Le piogge torrenziali che hanno colpito il cuore verde dell’Africa all’inizio di maggio hanno provocato la morte di centinaia e centinaia di persone. Migliaia i dispersi.

Uganda, Ruanda e la Repubblica Democratica del Congo sono i paesi che hanno subito gravissimi danni e perdite enormi. Le autorità, come accade sempre in questi casi, annunciano bilanci delle vittime e degli sfollati.

Bilanci che cambiano di giorno in giorno. Ma basta osservare le immagini delle abitazioni distrutte e dei luoghi devastati dall’acqua per capire che le piogge sono state copiose, tanto da provocare terribili inondazioni e frane. Migliaia i senzatetto e migliaia le famiglie che hanno anche perso tutto.

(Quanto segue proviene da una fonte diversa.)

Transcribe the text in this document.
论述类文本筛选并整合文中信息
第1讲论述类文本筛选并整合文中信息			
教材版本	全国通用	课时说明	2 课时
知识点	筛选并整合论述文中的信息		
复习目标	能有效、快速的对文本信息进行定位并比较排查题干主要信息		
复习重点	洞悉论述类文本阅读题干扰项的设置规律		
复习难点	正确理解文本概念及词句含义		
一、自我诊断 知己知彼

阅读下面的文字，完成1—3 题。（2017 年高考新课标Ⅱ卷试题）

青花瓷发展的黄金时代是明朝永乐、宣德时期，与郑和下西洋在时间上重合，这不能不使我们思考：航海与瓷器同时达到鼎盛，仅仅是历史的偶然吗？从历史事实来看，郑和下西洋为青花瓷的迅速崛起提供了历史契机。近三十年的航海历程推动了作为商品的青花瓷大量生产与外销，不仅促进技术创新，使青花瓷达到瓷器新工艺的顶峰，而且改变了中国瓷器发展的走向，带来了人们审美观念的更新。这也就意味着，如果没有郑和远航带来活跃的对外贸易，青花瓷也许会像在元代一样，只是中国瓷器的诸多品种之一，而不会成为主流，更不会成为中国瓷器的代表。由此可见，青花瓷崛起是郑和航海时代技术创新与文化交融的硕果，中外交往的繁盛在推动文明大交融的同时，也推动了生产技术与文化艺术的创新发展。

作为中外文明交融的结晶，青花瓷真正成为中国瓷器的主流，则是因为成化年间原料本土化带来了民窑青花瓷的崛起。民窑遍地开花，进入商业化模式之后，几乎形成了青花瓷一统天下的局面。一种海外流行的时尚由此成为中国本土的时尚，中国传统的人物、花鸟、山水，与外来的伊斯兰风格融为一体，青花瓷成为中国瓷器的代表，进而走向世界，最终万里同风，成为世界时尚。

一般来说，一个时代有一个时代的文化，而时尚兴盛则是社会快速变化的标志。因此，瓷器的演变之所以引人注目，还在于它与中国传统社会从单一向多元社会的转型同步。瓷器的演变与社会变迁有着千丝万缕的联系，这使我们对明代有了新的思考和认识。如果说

In Uganda è soprattutto la zona del sud-ovest a essere stata maggiormente colpita. Nel distretto di Kisoro le colate di fango hanno sepolto intere case abitate da persone. Principali vittime, donne e bambini.

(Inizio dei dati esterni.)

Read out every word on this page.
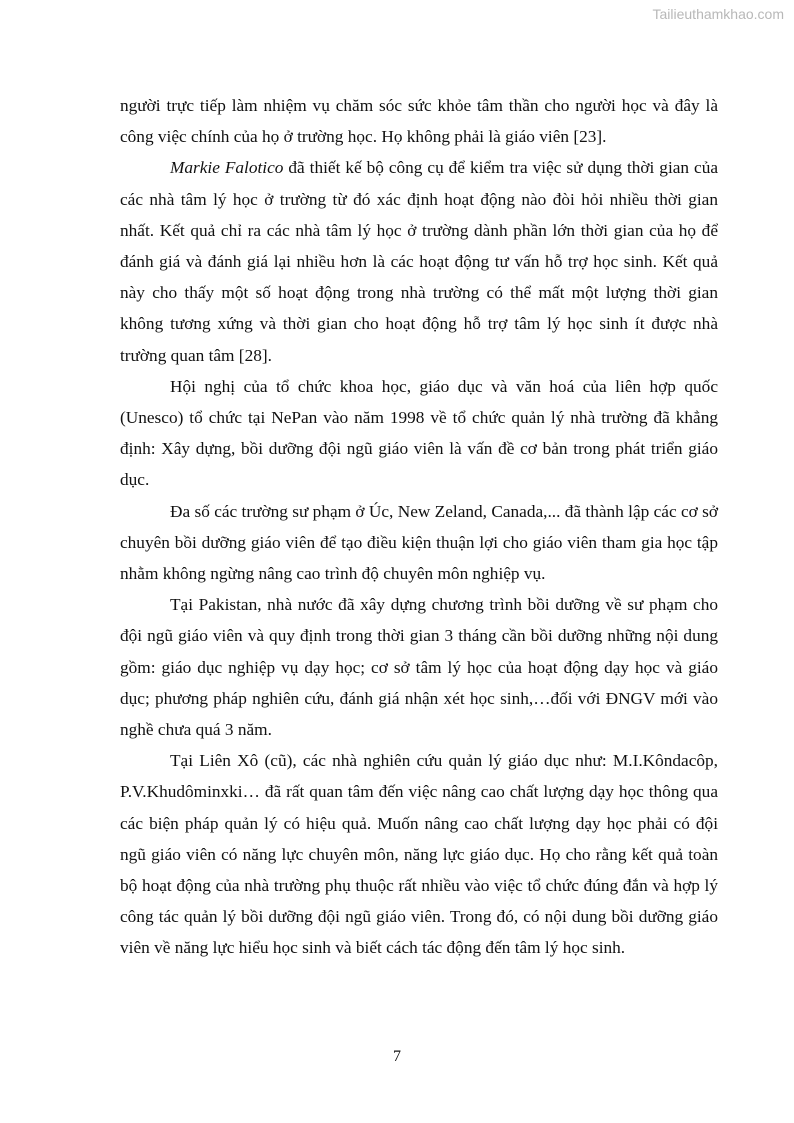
Tailieuthamkhao.com

người trực tiếp làm nhiệm vụ chăm sóc sức khỏe tâm thần cho người học và đây là công việc chính của họ ở trường học. Họ không phải là giáo viên [23].

Markie Falotico đã thiết kế bộ công cụ để kiểm tra việc sử dụng thời gian của các nhà tâm lý học ở trường từ đó xác định hoạt động nào đòi hỏi nhiều thời gian nhất. Kết quả chỉ ra các nhà tâm lý học ở trường dành phần lớn thời gian của họ để đánh giá và đánh giá lại nhiều hơn là các hoạt động tư vấn hỗ trợ học sinh. Kết quả này cho thấy một số hoạt động trong nhà trường có thể mất một lượng thời gian không tương xứng và thời gian cho hoạt động hỗ trợ tâm lý học sinh ít được nhà trường quan tâm [28].

Hội nghị của tổ chức khoa học, giáo dục và văn hoá của liên hợp quốc (Unesco) tổ chức tại NePan vào năm 1998 về tổ chức quản lý nhà trường đã khẳng định: Xây dựng, bồi dưỡng đội ngũ giáo viên là vấn đề cơ bản trong phát triển giáo dục.

Đa số các trường sư phạm ở Úc, New Zeland, Canada,... đã thành lập các cơ sở chuyên bồi dưỡng giáo viên để tạo điều kiện thuận lợi cho giáo viên tham gia học tập nhằm không ngừng nâng cao trình độ chuyên môn nghiệp vụ.

Tại Pakistan, nhà nước đã xây dựng chương trình bồi dưỡng về sư phạm cho đội ngũ giáo viên và quy định trong thời gian 3 tháng cần bồi dưỡng những nội dung gồm: giáo dục nghiệp vụ dạy học; cơ sở tâm lý học của hoạt động dạy học và giáo dục; phương pháp nghiên cứu, đánh giá nhận xét học sinh,…đối với ĐNGV mới vào nghề chưa quá 3 năm.

Tại Liên Xô (cũ), các nhà nghiên cứu quản lý giáo dục như: M.I.Kôndacôp, P.V.Khudôminxki… đã rất quan tâm đến việc nâng cao chất lượng dạy học thông qua các biện pháp quản lý có hiệu quả. Muốn nâng cao chất lượng dạy học phải có đội ngũ giáo viên có năng lực chuyên môn, năng lực giáo dục. Họ cho rằng kết quả toàn bộ hoạt động của nhà trường phụ thuộc rất nhiều vào việc tổ chức đúng đắn và hợp lý công tác quản lý bồi dưỡng đội ngũ giáo viên. Trong đó, có nội dung bồi dưỡng giáo viên về năng lực hiểu học sinh và biết cách tác động đến tâm lý học sinh.

7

Nella Repubblica Democratica del Congo le inondazioni hanno colpito soprattutto il Sud Kivu. I soccorritori hanno visto centinaia di morti. Scavano tra le macerie alla ricerca disperata dei dispersi. Tra i villaggi devastati, Nyamukubi, dove non c’è più nulla: solo morti e desolazione. Nell’area verdeggiante di Kalehe sono state distrutte case, scuole, la zona del mercato e il centro sanitario.

Rimangono fango e pietre per effetto dello straripamento dei fiumi, dovuto alle intense piogge. L’acqua ha spazzato via tutto ciò che incontrava al suo passaggio.

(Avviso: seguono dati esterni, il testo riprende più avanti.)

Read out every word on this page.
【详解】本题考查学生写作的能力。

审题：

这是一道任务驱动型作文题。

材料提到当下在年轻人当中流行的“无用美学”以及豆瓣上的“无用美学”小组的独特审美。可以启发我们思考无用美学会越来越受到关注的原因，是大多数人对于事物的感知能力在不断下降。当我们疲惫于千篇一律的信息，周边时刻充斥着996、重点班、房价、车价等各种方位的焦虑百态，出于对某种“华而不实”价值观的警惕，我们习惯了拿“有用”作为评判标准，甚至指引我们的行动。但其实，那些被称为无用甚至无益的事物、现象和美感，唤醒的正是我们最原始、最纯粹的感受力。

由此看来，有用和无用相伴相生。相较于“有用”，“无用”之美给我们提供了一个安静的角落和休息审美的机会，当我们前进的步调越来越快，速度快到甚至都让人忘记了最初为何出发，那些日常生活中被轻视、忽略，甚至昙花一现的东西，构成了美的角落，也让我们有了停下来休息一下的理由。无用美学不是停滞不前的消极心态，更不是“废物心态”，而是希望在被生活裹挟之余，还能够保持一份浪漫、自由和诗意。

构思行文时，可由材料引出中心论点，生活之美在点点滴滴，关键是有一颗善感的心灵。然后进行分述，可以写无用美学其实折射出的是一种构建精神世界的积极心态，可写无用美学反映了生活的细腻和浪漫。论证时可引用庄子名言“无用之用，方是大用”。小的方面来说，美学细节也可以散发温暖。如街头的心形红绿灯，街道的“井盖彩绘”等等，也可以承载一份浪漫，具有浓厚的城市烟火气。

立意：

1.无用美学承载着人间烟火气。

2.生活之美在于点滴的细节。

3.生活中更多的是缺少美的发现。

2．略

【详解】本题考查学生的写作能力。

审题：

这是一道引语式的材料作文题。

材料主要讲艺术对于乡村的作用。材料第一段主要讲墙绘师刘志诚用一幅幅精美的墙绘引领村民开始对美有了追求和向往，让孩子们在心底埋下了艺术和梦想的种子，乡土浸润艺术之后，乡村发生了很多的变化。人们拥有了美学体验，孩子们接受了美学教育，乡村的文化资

Forti piogge, terreni scoscesi, impoverimento del suolo hanno provocato questi drammi. Cause che si inseriscono nel più ampio quadro planetario dominato dai cambiamenti climatici e dal riscaldamento globale.

Gli eventi meteorologici estremi – come le piogge torrenziali o i lunghi periodi di siccità (si veda la situazione nel Corno d’Africa) – stanno diventando sempre più frequenti proprio a causa dell’effetto serra , e quindi dell’aumento delle temperature sulla Terra.

Greenpeace Africa ha esortato i governi e gli amministratori locali ad attuare piani seri e concreti per prevenire la distruzione provocata dalle inondazioni, che, in certe zone dell’Africa, saranno sempre più devastanti.

Ma certamente l’Africa non si può salvare da sola, perché, lo ricordiamo, è il continente che subisce di più gli effetti del global warming e della crisi climatica, sebbene non sia il responsabile delle emissioni di gas serra. Per questo, le nazioni più ricche e più inquinanti al mondo devono assumersi le loro responsabilità. Anche perché il riscaldamento globale non può essere fermato né da muri, né dai confini.